Madeleine Albright, who fled Communist rule in eastern Europe as a child and rose through the ranks of American diplomacy to become the first woman to serve as US secretary of state, died on Wednesday in Washington at the age of 84.
Albright’s family confirmed her death in a statement, saying the longtime diplomat had died of cancer. At the time of her death, Albright, who served as secretary of state from 1997 to 2001 in the administration of Bill Clinton, was a professor at Georgetown University’s School of Foreign Service.
Albright’s family said they were “heartbroken” to announce her death, noting she had been “surrounded by family and friends” when she died.
Born Marie Jana Korbelova in Prague in 1937, Albright moved to the US as a refugee in 1948. She became a US citizen in 1957, graduated from Wellesley College and earned a PhD from Columbia University before entering public service.
She worked in the administration of Jimmy Carter under then national security adviser Zbigniew Brzezinski, and later joined the faculty at Georgetown before serving as a foreign policy adviser to several Democratic politicians.
In 1993, Clinton appointed her ambassador to the UN. She held that role until he selected her as secretary of state, a job she had for the last four years of his administration. At the time, she was the highest-ranking female government official in US history.
As secretary of state, Albright played a leading role in western diplomacy in the post-Cold War era, promoting the expansion of Nato and supporting the alliance’s military intervention in Kosovo.
Presenting her with the Presidential Medal of Freedom, the nation’s highest civilian honour, in 2012, then-president Barack Obama said: “As the first woman to serve as America’s top diplomat, Madeleine’s courage and toughness helped bring peace to the Balkans and paved the way for progress in some of the most unstable corners of the world.”
In the decades after she left the White House, Albright remained an active public figure and published several books, including the 2003 memoir Madam Secretary and an autobiography of her childhood titled Prague Winter: A Personal Story of Remembrance and War, 1937-1948.
She continued to comment regularly on public affairs.
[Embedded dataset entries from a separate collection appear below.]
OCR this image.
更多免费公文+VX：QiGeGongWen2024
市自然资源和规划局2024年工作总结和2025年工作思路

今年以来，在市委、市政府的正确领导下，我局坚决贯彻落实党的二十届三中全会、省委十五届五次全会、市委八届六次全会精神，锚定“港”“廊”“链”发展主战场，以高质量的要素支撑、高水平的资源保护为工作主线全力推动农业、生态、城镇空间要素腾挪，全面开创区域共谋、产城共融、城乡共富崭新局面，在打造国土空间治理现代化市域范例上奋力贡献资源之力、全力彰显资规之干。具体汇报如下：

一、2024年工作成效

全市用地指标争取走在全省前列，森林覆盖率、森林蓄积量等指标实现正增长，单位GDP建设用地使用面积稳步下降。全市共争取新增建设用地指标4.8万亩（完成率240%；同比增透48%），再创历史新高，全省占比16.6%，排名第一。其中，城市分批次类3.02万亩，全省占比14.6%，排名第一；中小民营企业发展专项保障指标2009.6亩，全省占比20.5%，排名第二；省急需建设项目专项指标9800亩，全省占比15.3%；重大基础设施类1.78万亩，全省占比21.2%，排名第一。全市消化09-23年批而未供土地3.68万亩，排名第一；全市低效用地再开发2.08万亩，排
Albright became a vocal critic of former president Donald Trump, arguing in her final book, Fascism: A Warning, that he posed a threat to western democracy.
In the run-up to the November 2020 presidential election, Albright warned in an article for the Financial Times that Trump was “intentionally sowing the seeds of chaos, including the possibility of violent confrontations on election day and a flood of litigation in its wake”.
Just one month before her death, she wrote in an opinion piece for The New York Times that Russian president Vladimir Putin risked a “historic error” if he were to invade Ukraine.
In addition to her teaching job at Georgetown, Albright was also president of the Harry S Truman Scholarship Foundation; chair of the National Democratic Institute; and chair of the Defence Policy Board.